Yeomanを使ったボイラープレートの提供

ドキュメントにも書いてありますが、Visual Studio Codeの拡張を作る際には決まった形のディレクトリ構成でコードを書き始めることになります。自分で用意するのは面倒ですが、Yeomanのボイラープレートが用意されてるのですぐに拡張を書き始めることが出来ます。楽ちん。

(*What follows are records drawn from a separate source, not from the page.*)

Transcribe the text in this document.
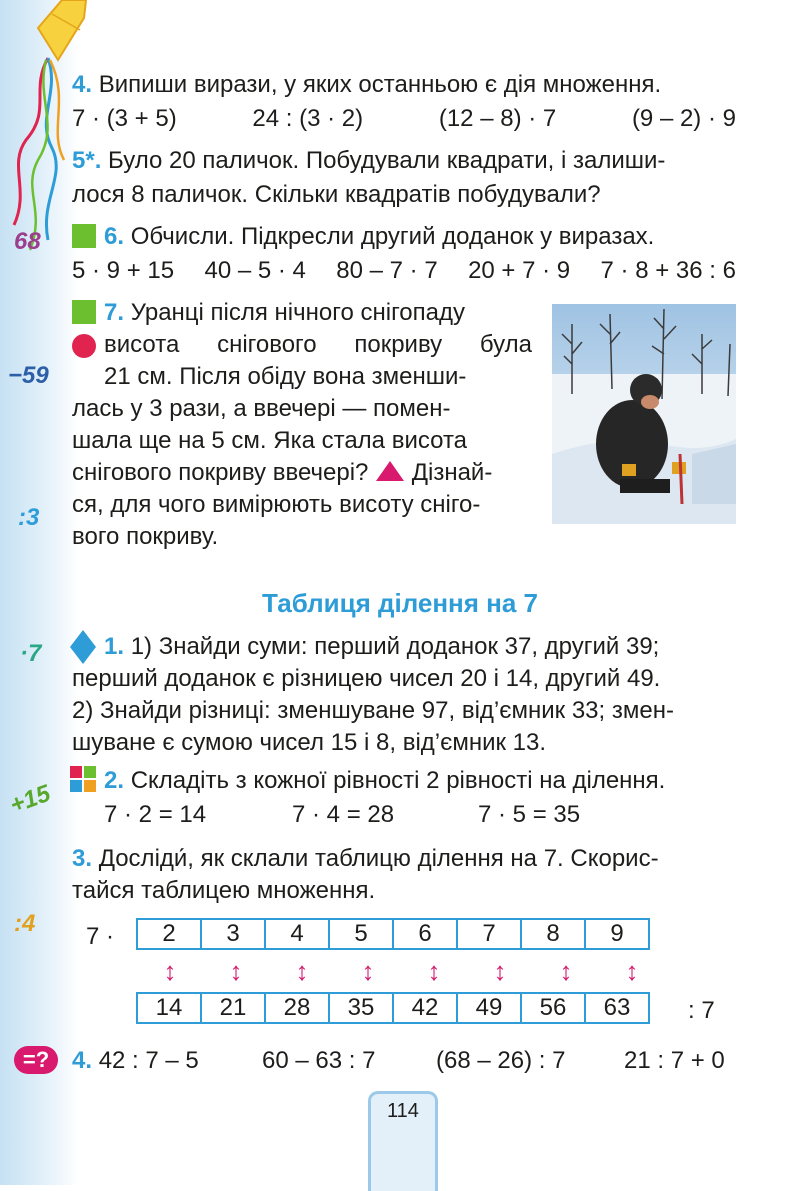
68
−59
:3
·7
+15
:4
=?
4. Випиши вирази, у яких останньою є дія множення.
7 · (3 + 5)	24 : (3 · 2)	(12 – 8) · 7	(9 – 2) · 9
5*. Було 20 паличок. Побудували квадрати, і залиши-
лося 8 паличок. Скільки квадратів побудували?
6. Обчисли. Підкресли другий доданок у виразах.
5 · 9 + 15 40 – 5 · 4 80 – 7 · 7 20 + 7 · 9 7 · 8 + 36 : 6
7. Уранці після нічного снігопаду
висота снігового покриву була
21 см. Після обіду вона зменши-
лась у 3 рази, а ввечері — помен-
шала ще на 5 см. Яка стала висота
снігового покриву ввечері? Дізнай-
ся, для чого вимірюють висоту сніго-
вого покриву.
Таблиця ділення на 7
1. 1) Знайди суми: перший доданок 37, другий 39;
перший доданок є різницею чисел 20 і 14, другий 49.
2) Знайди різниці: зменшуване 97, від’ємник 33; змен-
шуване є сумою чисел 15 і 8, від’ємник 13.
2. Складіть з кожної рівності 2 рівності на ділення.
7 · 2 = 14	7 · 4 = 28	7 · 5 = 35
3. Досліди́, як склали таблицю ділення на 7. Скорис-
тайся таблицею множення.
7 ·	2	3	4	5	6	7	8	9
↕ ↕ ↕ ↕ ↕ ↕ ↕ ↕
14	21	28	35	42	49	56	63	: 7
4. 42 : 7 – 5	60 – 63 : 7	(68 – 26) : 7 21 : 7 + 0
114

$ npm install -g yo generator-code
$ yo code

標準でのテスト環境の提供

作った拡張がうまく動作しているかを確認するのも簡単で、デバッグタブからデバッグ実行を行うことで、バニラ環境に開発中の拡張を入れただけのVisual Studio Codeが立ち上がり、そこで開発中の拡張の振る舞いを確認することができます。ログは開発を行っている側のウィンドウで確認できるので、特に複雑な設定をしなくても十分な検証ができます。便利。

拡張の公開用ツールの提供

作った拡張を一般公開したい場合には、パッケージングをして中央レポジトリに登録するわけですが、それも専用のNode.js製ツールを使ってコマンド一発で公開ができます。

$ npm install -g vsce
$ vsce publish

最初の1回目はもろもろと設定が必要ですが、それも公式ドキュメントに細かにスクリーンショット付きで記述してあるので、迷うこと無く設定ができました。

今後の予定

とりあえず日常用途で使う分には便利に使えるようになったので、細かなアップデートが出来ればなあと思っています。たとえば

  • メントスタイルを1行コメントと複数行コメントの両方を選択できるようにする
    • いまはライセンスヘッダは、1行コメントがある言語はすべて1行コメントで、複数行コメントしかない言語はそちらを使って書くようにしている。
  • shebangがある場合は2行目からライセンスヘッダを書くようにする
    • 対応したはずなんだけどうまく動いてないようなのであとでやる
  • プロジェクト内のファイル全体に一気にライセンスヘッダを挿入する
    • あんまり自分が必要になってないのでやってない

おわりに

Visual Studio Codeは安定して開発が進んでいる印象で、バージョンが上がる度にデフォルト機能が良くなっているのも好印象です。個人的には、現状の挙動だと、文字を入力する度にフックを入れるようにするとどんどん動作が重くなってしまうので、補完系のツールは気をつけないと折角の軽い動作が損なわれてしまう可能性があるということで、その辺の改善が行われていくと良いなあと思っています。

明日は @albatrosary さんです。